No offering of securities shall be made except by means of a prospectus meeting the requirements of Section 10 of the U.S. Securities Act of 1933, as amended, and applicable European regulations. The exchange offer and the exchange offer document, as amended, shall not constitute an issuance, publication or public advertising of an offer pursuant to laws and regulations of jurisdictions other than those of Germany, United Kingdom of Great Britain and Northern Ireland and the United States of America.  The relevant final terms of the proposed business combination transaction will be disclosed in the information documents reviewed by the competent European market authorities.

 

Subject to certain exceptions, in particular with respect to qualified institutional investors (tekikaku kikan toshika) as defined in Article 2 para. 3 (i) of the Financial Instruments and Exchange Act of Japan (Law No. 25 of 1948, as amended), the exchange offer will not be made directly or indirectly in or into Japan, or by use of the mails or by any means or instrumentality (including without limitation, facsimile transmission, telephone and the internet) of interstate or foreign commerce or any facility of a national securities exchange of Japan.

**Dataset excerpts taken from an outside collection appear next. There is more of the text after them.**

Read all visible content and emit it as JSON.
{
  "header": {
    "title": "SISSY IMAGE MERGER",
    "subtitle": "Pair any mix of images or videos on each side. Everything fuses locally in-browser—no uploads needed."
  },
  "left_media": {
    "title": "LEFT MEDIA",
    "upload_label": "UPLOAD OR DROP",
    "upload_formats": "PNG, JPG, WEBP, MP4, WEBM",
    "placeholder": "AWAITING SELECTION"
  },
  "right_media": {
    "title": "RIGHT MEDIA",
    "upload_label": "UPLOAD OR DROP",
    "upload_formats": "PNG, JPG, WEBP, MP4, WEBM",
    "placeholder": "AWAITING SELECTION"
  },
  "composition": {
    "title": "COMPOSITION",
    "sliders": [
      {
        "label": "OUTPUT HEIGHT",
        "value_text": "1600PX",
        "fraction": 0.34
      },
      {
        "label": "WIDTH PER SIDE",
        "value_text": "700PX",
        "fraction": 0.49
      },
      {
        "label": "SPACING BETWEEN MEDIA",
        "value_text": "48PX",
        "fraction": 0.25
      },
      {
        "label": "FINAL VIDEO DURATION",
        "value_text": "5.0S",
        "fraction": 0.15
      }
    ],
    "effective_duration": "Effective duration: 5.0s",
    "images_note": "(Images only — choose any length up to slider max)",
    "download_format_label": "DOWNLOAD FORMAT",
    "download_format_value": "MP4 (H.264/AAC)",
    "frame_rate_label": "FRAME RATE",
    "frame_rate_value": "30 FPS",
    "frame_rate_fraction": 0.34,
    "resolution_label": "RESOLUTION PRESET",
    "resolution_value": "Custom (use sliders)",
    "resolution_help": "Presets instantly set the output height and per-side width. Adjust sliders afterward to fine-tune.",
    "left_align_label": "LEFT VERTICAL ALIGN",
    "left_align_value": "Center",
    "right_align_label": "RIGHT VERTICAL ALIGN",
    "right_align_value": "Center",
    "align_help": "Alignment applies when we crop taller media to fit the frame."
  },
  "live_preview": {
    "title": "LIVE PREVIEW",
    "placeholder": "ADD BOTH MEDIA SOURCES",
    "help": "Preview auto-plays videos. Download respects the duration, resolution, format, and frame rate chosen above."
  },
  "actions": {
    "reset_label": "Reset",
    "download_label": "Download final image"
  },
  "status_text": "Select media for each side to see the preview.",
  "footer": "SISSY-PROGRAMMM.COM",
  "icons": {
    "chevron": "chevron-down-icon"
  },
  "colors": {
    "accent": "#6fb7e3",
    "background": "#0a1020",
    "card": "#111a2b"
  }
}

Accordingly, copies of this announcement or any accompanying documents may not be, directly or indirectly, mailed or otherwise distributed, forwarded or transmitted in, into or from Japan.

 

The shares of Holding have not been, and will not be, registered under the applicable securities laws of Japan. Accordingly, subject to certain exceptions, in particular with respect to qualified institutional investors (tekikaku kikan toshika) as defined in Article 2 para. 3 (i) of the Financial Instruments and Exchange Act of Japan (Law No. 25 of 1948, as amended), the shares of Holding may not be offered or sold within Japan, or to or for the account or benefit of any person in Japan.

 

 

Forward-Looking Statements

 

This document includes forward-looking statements about NYSE Euronext, Deutsche Boerse AG, Holding, the enlarged group and other persons, which may include statements about the proposed business combination, the likelihood that such transaction could be consummated, the effects of any transaction on the businesses of NYSE Euronext or Deutsche Boerse AG, and other statements that are not historical facts. By their nature, forward-looking statements involve risks and uncertainties because they relate to events and depend on circumstances that may or may not occur in the future. Forward-looking statements are not guarantees of future performance and actual results of operations, financial condition and liquidity, and the development of the industries in which NYSE Euronext and Deutsche Boerse AG operate may differ materially from those made in or suggested by the forward-looking statements contained in this document. Any forward-looking statements speak only as at the date of this document. Except as required by applicable law, none of NYSE Euronext, Deutsche Boerse AG or Holding undertakes any obligation to update or revise publicly any forward-looking statement, whether as a result of new information, future events or otherwise.